Transição entre as etapas escolares se apoia no acolhimento e no estímulo ao estudante
Como a mudança entre as etapas de ensino afetam aspectos socioemocionais dos estudantes? Acolhimento é central nesses momentos
Ano após ano, os estudantes se despedem de uma rotina para alcançar uma nova fase escolar. A mudança é significativa na transição dos anos iniciais para os anos finais do ensino fundamental, e ainda mais marcante quando os jovens chegam ao ensino médio. Somam-se aos desafios, como o aumento da carga horária e organização pessoal, demandas socioemocionais ligadas à ansiedade e ao estresse, que advêm da pressão pelo bom desempenho.

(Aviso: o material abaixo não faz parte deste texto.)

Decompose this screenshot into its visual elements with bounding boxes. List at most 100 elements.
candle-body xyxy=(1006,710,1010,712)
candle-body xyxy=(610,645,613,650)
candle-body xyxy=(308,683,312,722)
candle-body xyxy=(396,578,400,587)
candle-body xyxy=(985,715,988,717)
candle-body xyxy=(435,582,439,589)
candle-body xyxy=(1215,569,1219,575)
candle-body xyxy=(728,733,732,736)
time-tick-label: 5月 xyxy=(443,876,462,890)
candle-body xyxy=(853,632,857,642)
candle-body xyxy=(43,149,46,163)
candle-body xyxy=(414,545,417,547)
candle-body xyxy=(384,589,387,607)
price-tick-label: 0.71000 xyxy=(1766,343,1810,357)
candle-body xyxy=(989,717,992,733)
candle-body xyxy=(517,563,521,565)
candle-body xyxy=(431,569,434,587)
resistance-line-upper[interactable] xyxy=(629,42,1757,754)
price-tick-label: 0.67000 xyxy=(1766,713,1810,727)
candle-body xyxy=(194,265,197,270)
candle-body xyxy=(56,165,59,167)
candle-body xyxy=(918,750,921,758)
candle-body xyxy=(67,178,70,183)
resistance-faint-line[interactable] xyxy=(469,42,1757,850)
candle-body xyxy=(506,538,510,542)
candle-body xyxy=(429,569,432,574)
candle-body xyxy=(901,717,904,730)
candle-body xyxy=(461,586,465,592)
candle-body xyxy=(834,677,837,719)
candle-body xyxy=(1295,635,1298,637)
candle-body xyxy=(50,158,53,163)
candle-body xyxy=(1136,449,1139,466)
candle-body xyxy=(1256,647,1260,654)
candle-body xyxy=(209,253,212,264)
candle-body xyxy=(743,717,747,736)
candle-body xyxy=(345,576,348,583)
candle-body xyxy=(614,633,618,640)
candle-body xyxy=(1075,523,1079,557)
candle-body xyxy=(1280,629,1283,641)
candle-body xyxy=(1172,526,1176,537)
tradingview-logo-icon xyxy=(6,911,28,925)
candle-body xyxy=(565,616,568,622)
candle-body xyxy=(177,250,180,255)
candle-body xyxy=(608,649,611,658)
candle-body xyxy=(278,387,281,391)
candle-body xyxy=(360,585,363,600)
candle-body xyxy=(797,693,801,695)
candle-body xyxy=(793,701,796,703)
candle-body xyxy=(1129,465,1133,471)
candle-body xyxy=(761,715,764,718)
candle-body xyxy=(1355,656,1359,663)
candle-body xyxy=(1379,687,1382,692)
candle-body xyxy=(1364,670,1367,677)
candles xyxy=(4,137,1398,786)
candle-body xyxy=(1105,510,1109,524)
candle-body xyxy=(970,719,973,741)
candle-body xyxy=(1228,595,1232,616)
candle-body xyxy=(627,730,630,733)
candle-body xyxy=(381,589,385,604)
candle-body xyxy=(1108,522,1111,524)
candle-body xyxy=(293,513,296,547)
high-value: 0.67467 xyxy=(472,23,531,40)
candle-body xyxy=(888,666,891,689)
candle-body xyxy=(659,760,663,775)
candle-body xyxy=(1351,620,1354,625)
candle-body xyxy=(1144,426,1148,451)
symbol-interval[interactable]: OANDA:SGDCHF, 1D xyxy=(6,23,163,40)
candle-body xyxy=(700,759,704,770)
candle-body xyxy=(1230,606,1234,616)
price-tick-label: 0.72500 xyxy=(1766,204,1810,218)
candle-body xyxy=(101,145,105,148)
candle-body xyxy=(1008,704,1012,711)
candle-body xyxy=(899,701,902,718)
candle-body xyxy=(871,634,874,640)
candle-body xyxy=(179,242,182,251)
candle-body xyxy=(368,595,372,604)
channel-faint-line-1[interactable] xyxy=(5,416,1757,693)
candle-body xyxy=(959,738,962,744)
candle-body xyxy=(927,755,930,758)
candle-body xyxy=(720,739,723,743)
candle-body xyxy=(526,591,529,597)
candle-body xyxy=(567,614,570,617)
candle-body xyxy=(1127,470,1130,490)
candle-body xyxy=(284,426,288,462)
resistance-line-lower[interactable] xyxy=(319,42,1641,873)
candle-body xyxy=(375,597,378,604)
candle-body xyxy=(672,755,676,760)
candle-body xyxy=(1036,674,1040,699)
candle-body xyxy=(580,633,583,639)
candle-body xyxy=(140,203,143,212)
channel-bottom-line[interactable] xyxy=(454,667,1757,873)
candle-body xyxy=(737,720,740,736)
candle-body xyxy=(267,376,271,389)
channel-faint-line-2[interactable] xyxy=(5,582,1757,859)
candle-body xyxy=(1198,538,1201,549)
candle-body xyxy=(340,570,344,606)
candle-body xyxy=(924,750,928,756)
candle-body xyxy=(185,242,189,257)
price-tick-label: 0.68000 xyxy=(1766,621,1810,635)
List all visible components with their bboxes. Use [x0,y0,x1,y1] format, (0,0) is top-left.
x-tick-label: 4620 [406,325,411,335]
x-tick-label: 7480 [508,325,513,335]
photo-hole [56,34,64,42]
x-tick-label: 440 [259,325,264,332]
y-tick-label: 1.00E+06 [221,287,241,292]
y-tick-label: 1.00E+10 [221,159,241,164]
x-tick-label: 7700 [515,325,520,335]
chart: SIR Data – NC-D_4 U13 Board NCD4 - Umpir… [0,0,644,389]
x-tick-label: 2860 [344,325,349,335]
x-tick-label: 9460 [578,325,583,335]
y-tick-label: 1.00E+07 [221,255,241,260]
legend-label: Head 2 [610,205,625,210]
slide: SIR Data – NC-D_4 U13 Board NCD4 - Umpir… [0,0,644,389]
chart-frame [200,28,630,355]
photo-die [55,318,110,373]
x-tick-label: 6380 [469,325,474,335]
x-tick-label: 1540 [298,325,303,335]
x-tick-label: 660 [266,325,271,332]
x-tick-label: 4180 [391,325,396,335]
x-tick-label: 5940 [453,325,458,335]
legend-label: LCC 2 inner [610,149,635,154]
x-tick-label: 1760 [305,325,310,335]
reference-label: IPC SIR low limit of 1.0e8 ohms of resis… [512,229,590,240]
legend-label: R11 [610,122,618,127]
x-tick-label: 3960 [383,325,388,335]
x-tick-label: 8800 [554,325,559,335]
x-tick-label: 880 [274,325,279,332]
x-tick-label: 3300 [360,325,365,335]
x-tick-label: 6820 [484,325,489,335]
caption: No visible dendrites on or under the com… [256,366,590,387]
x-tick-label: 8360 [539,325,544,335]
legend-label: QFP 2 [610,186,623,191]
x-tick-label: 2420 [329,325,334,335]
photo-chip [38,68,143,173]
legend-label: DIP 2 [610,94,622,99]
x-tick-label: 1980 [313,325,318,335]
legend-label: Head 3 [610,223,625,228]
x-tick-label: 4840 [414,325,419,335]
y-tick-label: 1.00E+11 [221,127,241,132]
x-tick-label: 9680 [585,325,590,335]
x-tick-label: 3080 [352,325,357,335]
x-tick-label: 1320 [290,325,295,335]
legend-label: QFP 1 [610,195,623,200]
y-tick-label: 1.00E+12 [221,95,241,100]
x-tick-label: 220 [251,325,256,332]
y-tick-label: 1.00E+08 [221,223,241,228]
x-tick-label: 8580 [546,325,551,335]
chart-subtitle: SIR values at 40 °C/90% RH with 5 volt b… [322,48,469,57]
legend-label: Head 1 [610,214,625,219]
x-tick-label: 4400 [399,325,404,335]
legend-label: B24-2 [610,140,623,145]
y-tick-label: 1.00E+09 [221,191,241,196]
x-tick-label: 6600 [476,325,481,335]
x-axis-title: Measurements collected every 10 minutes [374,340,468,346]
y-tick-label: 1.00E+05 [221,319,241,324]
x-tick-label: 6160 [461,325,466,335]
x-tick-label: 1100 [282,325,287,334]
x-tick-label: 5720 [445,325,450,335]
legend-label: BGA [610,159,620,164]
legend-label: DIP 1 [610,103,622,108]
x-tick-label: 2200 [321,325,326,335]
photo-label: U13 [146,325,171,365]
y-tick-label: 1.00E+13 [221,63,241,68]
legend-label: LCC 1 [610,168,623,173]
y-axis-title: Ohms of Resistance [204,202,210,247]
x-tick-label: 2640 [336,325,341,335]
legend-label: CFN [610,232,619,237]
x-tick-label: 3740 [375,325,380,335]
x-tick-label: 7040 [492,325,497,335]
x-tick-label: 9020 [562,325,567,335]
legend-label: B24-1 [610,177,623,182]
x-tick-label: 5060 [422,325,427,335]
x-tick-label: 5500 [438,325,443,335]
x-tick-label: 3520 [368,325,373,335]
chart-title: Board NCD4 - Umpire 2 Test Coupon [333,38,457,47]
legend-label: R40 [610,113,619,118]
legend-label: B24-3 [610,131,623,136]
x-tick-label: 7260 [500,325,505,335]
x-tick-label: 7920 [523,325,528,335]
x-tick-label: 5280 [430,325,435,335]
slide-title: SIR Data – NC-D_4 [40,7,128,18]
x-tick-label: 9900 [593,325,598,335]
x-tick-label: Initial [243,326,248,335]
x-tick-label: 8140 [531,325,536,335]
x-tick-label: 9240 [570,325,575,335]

Como a escola e a família podem acolher esses alunos, estimulando-os a celebrar as novas etapas?
Estudante do 8º ano do Colégio Batista Brasileiro, em São Paulo (SP), Ana Carolina Rodrigues Monteiro, 12, não se esquece do estranhamento inicial de dois anos atrás, quando entrou no 6º ano. “São muitos professores, no começo até demorei para decorar os nomes. Precisamos nos tornar mais responsáveis e com mais autonomia. E, ao mesmo tempo, ganhamos novas matérias, que vão ficando mais difíceis.”
Ana passou a ter seis aulas por dia, no período das 7h20 às 12h50. As tarefas de casa não são mais lembradas pelos professores, e sim divulgadas em um mural de planejamento e avisos na sala de aula, fazendo com que o aluno busque por conta própria o que deve entregar. “Fui me acostumando à nova rotina só no 7º ano. Entendo que temos que ser mais maduros, as matérias exigem mais concentração, mas vejo colegas que ainda não estão preparados para lidar de maneira mais séria. Outro dia, na aula de ciências, eles começaram a rir da diferença entre sexuado e assexuado, cheios de piadinhas. Para alguns, ainda falta maturidade”, diz.
Psicopedagoga e diretora da NeuroConecte, Alcione Marques explica que os anos finais do ensino fundamental envolvem, de fato, uma mudança significativa na rotina escolar dos alunos, exigindo mais organização e autonomia crescente para lidar com um número maior de atividades e componentes curriculares.
“Além disso, os alunos passarão a se relacionar com professores que normalmente estão muito menos vinculados emocionalmente com eles. Vários estudantes precisam mudar de escola, com todas as dificuldades de adaptação que isso traz. É importante que as escolas, em conjunto com os professores, tenham consciência destas dificuldades e organizem ações para minimizar os impactos desta mudança”, sugere.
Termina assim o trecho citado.